Lebih jauh, Putu mengatakan, bahwa produk turunan kakao dan kopi sejatinya dapat memenuhi ketentuan di pasar Uni Eropa.
"Produk olahan kakao 70 persen-nya kami ekspor dan sudah memiliki beragam sertifikasi internasional, seperti sertifikasi bukan berasal dari lahan deforestasi, sertifikat fair trade, dan lain-lain," sebutnya.
Sedangkan, untuk produk kopi, saat ini sudah terdapat 39 indikasi geografis di Indonesia yang menjadi keunggulan tersendiri memasuki pasar Uni Eropa.
Menurut Putu, diperlukan kolaborasi antara produsen dan operator industri agar memenuhi persyaratan ekspor ke pasar Uni Eropa. "Diperlukan kesepakatan mengenai how to pay atau beban biaya terkait data work tersebut," ujarnya.
Sementara, Duta Besar Indonesia untuk Belgia dan Luksemburg Andri Hadi menjelaskan, bahwa kebijakan EU Regulation on Deforestation-Free Supply adalah untuk meminimalisir konsumsi produk yang berasal dari supply chain, deforestasi, ataupun degradasi lahan.
"Tidak bisa dihindari lagi, bahwa Indonesia perlu membenahi sistem pengolahan di dalam negeri, agar tetap mengadopsi sistem yang berkelanjutan dan ramah lingkungan," ucapnya.
Artinya, produsen Indonesia perlu melakukan diversifikasi tujuan ekspor ke negara lain yang memiliki persyaratan lebih mudah.
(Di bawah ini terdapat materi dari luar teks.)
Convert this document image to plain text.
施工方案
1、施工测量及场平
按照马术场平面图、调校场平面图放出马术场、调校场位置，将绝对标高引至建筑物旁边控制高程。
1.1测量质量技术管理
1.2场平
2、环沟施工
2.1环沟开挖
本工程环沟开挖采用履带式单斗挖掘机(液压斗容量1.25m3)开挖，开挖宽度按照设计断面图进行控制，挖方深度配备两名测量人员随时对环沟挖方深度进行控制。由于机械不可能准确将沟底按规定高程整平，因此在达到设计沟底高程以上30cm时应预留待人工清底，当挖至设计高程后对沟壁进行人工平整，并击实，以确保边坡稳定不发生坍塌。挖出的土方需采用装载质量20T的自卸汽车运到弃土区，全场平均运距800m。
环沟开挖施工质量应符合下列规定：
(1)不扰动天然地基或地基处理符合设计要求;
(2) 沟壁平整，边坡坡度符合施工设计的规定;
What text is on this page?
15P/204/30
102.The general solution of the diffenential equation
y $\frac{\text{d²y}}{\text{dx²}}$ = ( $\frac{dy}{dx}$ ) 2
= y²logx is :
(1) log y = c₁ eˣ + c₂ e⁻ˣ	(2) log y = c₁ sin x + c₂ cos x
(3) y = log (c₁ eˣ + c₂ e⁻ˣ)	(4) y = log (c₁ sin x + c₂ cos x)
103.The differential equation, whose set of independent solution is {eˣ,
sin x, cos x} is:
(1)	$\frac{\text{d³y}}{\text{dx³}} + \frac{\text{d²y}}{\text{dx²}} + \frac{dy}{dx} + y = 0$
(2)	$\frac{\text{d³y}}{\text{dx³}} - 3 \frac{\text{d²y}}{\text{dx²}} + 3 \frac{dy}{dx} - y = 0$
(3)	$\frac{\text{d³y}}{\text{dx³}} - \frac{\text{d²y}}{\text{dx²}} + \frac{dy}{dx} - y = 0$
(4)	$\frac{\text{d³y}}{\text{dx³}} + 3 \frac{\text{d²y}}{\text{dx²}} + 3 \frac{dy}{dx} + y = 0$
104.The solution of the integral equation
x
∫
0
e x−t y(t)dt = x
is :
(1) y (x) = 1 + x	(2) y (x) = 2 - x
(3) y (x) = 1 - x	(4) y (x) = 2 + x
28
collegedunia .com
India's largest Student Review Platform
Jika ingin tetap ekspor ke Uni Eropa, sektor industri perlu memenuhi ketentuan regulasi Deforestasi Uni Eropa.
BACA JUGA:
"Sejak 31 Desember 2020, hanya produk yang dihasilkan dari lahan bebas deforestasi ataupun degradasi lahan yang boleh masuk atau keluar dari Uni Eropa," ungkap Andri.
Deforestasi sendiri merupakan perubahan struktural terhadap hutan berupa konversi lahan dari naturally generating dan primary forest menjadi hutan perkebunan.
Menurut Andri, industri yang paling berdampak dengan kebijakan EU Regulation on Deforestation-Free Supply Chain adalah produk sawit, mengingat minyak kelapa sawit merupakan produk unggulan Indonesia yang paling berkelanjutan dan tersertifikasi (ISPO, RSPO).
"Pemberlakuan kebijakan EU Regulation on Deforestation-Free Supply Chain ini pada dasarnya menambah beban administrasi bagi eksportir dalam melakukan kegiatan ekspor," imbuhnya.
Sekadar informasi, nilai ekspor Indonesia ke Uni Eropa untuk produk industri agro mencapai 6,04 juta dolar AS pada 2021 atau lebih tinggi dibandingkan tahun sebelumnya, yakni 4,5 juta dolar AS.
Namun, setelah disepakatinya EU Regulation on Deforestation-Free Supply oleh Komisi Eropa, Dewan Eropa dan Parlemen Eropa, pemerintah perlu melakukan antisipasi agar produk industri agro asal Indonesia bisa kompetitif.